Fransız L’Œuvre dergisinin 14 Temmuz 1920 tarihli sayısında yayınlanan haber:
Sovyet Rusya’sı, Ermenistan Cumhuriyeti ile 1 Temmuz’da imzaladığı anlaşma uyarınca Azerbaycan’ın Zengezur bölgesini Ermenistan’a verdi.
Yukarıda kısaca izah edilen tarihsel süreçten de anlaşılacağı üzere yüzyıllardan beri Türk-Müslüman yurdu olan Zengezur, sadece ve sadece Anadolu-Nahçıvan hattı ile Azerbaycan topraklarının bağlantısını kesmek maksadı ile dönemin SSCB yöneticilerinin Ermenistan ile beraber organize ettiği bir oldu bitti ile Ermenistan’a devredilmiş, dönemin koşulları ve devam eden süreçlerde ki uluslararası konjonktür nedeniyle Türk dünyası bu konuda talepkâr bir politika izlememiştir.
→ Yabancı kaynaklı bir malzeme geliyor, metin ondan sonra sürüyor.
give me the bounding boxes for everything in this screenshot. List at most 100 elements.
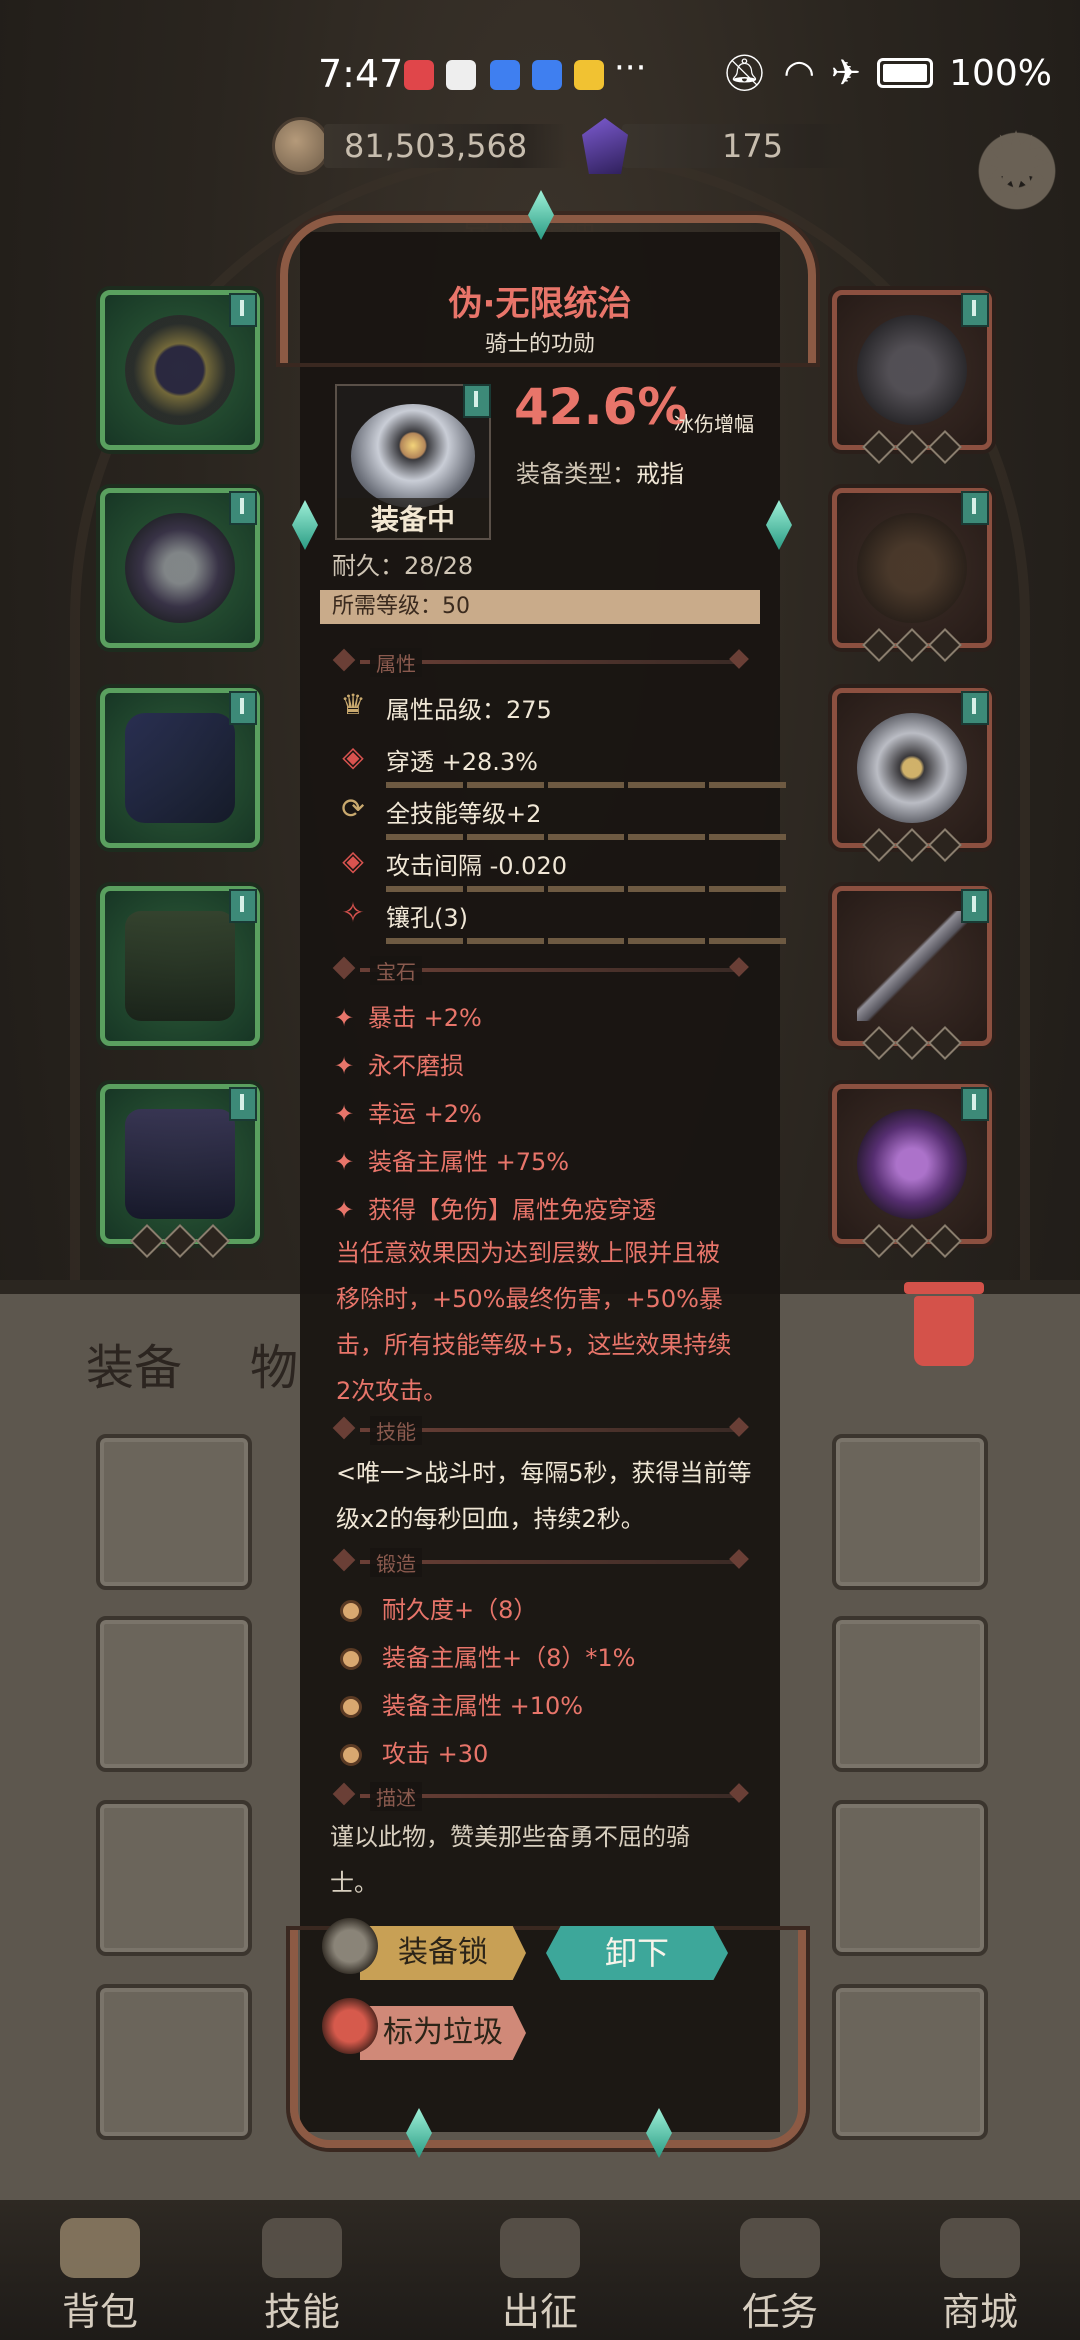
stat-roll-bars — [386, 834, 786, 840]
bottom-nav: 背包 技能 出征 任务 商城 — [0, 2200, 1080, 2340]
mail-notification-icon — [574, 60, 604, 90]
attribute-text: 穿透 +28.3% — [386, 748, 538, 776]
nav-quests[interactable]: 任务 — [700, 2200, 860, 2340]
inventory-slot[interactable] — [96, 1616, 252, 1772]
nav-shop[interactable]: 商城 — [900, 2200, 1060, 2340]
clock: 7:47 — [318, 52, 404, 96]
forge-row: 耐久度+（8） — [334, 1590, 754, 1625]
equip-slot-amulet[interactable] — [100, 290, 260, 450]
section-label: 属性 — [370, 648, 422, 677]
equipment-lock-button[interactable]: 装备锁 — [360, 1926, 526, 1980]
equip-slot-weapon[interactable] — [832, 886, 992, 1060]
penetration-icon: ◈ — [342, 740, 364, 773]
section-label: 描述 — [370, 1782, 422, 1811]
required-level: 所需等级：50 — [320, 590, 760, 624]
inventory-slot[interactable] — [832, 1800, 988, 1956]
gem-star-icon: ✦ — [334, 1100, 355, 1128]
backpack-icon — [60, 2218, 140, 2278]
inventory-slot[interactable] — [96, 1984, 252, 2140]
lock-flag-icon — [229, 1087, 257, 1121]
required-level-value: 50 — [442, 594, 471, 619]
system-icons: 🔕︎ ◠ ✈ 100% — [722, 52, 1052, 95]
gem-star-icon: ✦ — [334, 1196, 355, 1224]
section-skill: 技能 — [330, 1414, 750, 1445]
inventory-slot[interactable] — [96, 1800, 252, 1956]
gem-row: ✦ 幸运 +2% — [334, 1100, 482, 1128]
nav-expedition[interactable]: 出征 — [460, 2200, 620, 2340]
ring-icon — [351, 404, 475, 508]
app-notification-icon — [404, 60, 434, 90]
battery-icon — [877, 58, 934, 88]
mark-as-junk-button[interactable]: 标为垃圾 — [360, 2006, 526, 2060]
equip-slot-boots[interactable] — [100, 1084, 260, 1258]
section-gems: 宝石 — [330, 954, 750, 985]
airplane-icon: ✈ — [830, 52, 862, 94]
equip-type-value: 戒指 — [636, 460, 684, 488]
attribute-row: ◈ 攻击间隔 -0.020 — [334, 842, 786, 892]
coin-icon — [272, 117, 330, 175]
inventory-slot[interactable] — [832, 1434, 988, 1590]
forge-row: 攻击 +30 — [334, 1734, 754, 1769]
forge-row: 装备主属性 +10% — [334, 1686, 754, 1721]
section-label: 宝石 — [370, 956, 422, 985]
baidu-notification-icon — [490, 60, 520, 90]
settings-gear-icon[interactable] — [974, 122, 1060, 214]
equip-slot-armor[interactable] — [100, 886, 260, 1046]
item-subtitle: 骑士的功勋 — [484, 332, 595, 357]
helm-icon — [857, 315, 967, 425]
attribute-row: ⟳ 全技能等级+2 — [334, 790, 786, 840]
forge-dot-icon — [340, 1648, 362, 1670]
item-icon-frame: 装备中 — [335, 384, 491, 540]
lock-flag-icon — [961, 1087, 989, 1121]
nav-skills[interactable]: 技能 — [222, 2200, 382, 2340]
gem-counter: 175 — [582, 118, 864, 174]
tab-items[interactable]: 物 — [250, 1328, 298, 1398]
lock-flag-icon — [229, 889, 257, 923]
baidu-notification-icon — [532, 60, 562, 90]
equip-type-label: 装备类型： — [516, 460, 636, 488]
item-name: 伪·无限统治 — [448, 284, 632, 324]
equip-slot-orb[interactable] — [832, 1084, 992, 1258]
equip-slot-pet[interactable] — [832, 488, 992, 662]
forge-dot-icon — [340, 1744, 362, 1766]
wizard-helmet-icon — [125, 513, 235, 623]
coin-counter: 81,503,568 — [272, 117, 568, 175]
attribute-row: ♛ 属性品级：275 — [334, 686, 754, 726]
lock-flag-icon — [961, 491, 989, 525]
durability: 耐久：28/28 — [332, 546, 473, 581]
nav-backpack[interactable]: 背包 — [20, 2200, 180, 2340]
battery-level: 100% — [949, 52, 1052, 94]
gem-row: ✦ 装备主属性 +75% — [334, 1148, 570, 1176]
quest-scroll-icon — [740, 2218, 820, 2278]
gem-star-icon: ✦ — [334, 1052, 355, 1080]
forge-row: 装备主属性+（8）*1% — [334, 1638, 754, 1673]
attribute-row: ◈ 穿透 +28.3% — [334, 738, 786, 788]
section-label: 锻造 — [370, 1548, 422, 1577]
sword-icon — [500, 2218, 580, 2278]
armor-icon — [125, 911, 235, 1021]
huawei-notification-icon — [446, 60, 476, 90]
equipped-badge: 装备中 — [337, 498, 489, 538]
attribute-text: 镶孔(3) — [386, 904, 468, 932]
grade-crown-icon: ♛ — [340, 688, 366, 721]
gem-amount: 175 — [622, 124, 864, 168]
inventory-slot[interactable] — [832, 1616, 988, 1772]
equip-slot-cloak[interactable] — [100, 688, 260, 848]
unequip-button[interactable]: 卸下 — [546, 1926, 728, 1980]
equip-slot-helmet[interactable] — [100, 488, 260, 648]
lock-flag-icon — [229, 293, 257, 327]
attribute-text: 属性品级：275 — [386, 696, 552, 724]
equip-slot-head[interactable] — [832, 290, 992, 464]
skill-book-icon — [262, 2218, 342, 2278]
wifi-icon: ◠ — [783, 52, 815, 94]
cloak-icon — [125, 713, 235, 823]
trash-icon[interactable] — [904, 1282, 984, 1366]
padlock-icon — [322, 1918, 378, 1974]
inventory-slot[interactable] — [96, 1434, 252, 1590]
gem-effect-text: 当任意效果因为达到层数上限并且被 移除时，+50%最终伤害，+50%暴 击，所有… — [336, 1239, 732, 1405]
coin-amount: 81,503,568 — [324, 124, 568, 168]
inventory-slot[interactable] — [832, 1984, 988, 2140]
forge-dot-icon — [340, 1600, 362, 1622]
equip-slot-ring[interactable] — [832, 688, 992, 862]
tab-equip[interactable]: 装备 — [86, 1328, 182, 1398]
Ancak bugün gelinen noktada devletler, tarihi ve kültürel miraslarına sahip çıkmakta, tarihsel bağları ve aidiyetleri bulunan topraklara ilişkin olarak Uluslararası hukuktan doğan haklarını talep etmektedir. Zengezur coğrafyasının tarihsel ve kültürel tüm bağları, Azerbaycan Türklüğü ve Türk dünyası ile doğrudan bağlantılıdır ve eğer Ermenistan ve İran’ın Zengezur Koridorunun inşasına yönelik menfi tutumları devam ederse, kadim Türk yurdu Zengezur’un Anavatan Azerbaycan’a ilhakı kesinlikle gündeme gelmelidir ve gelecektir.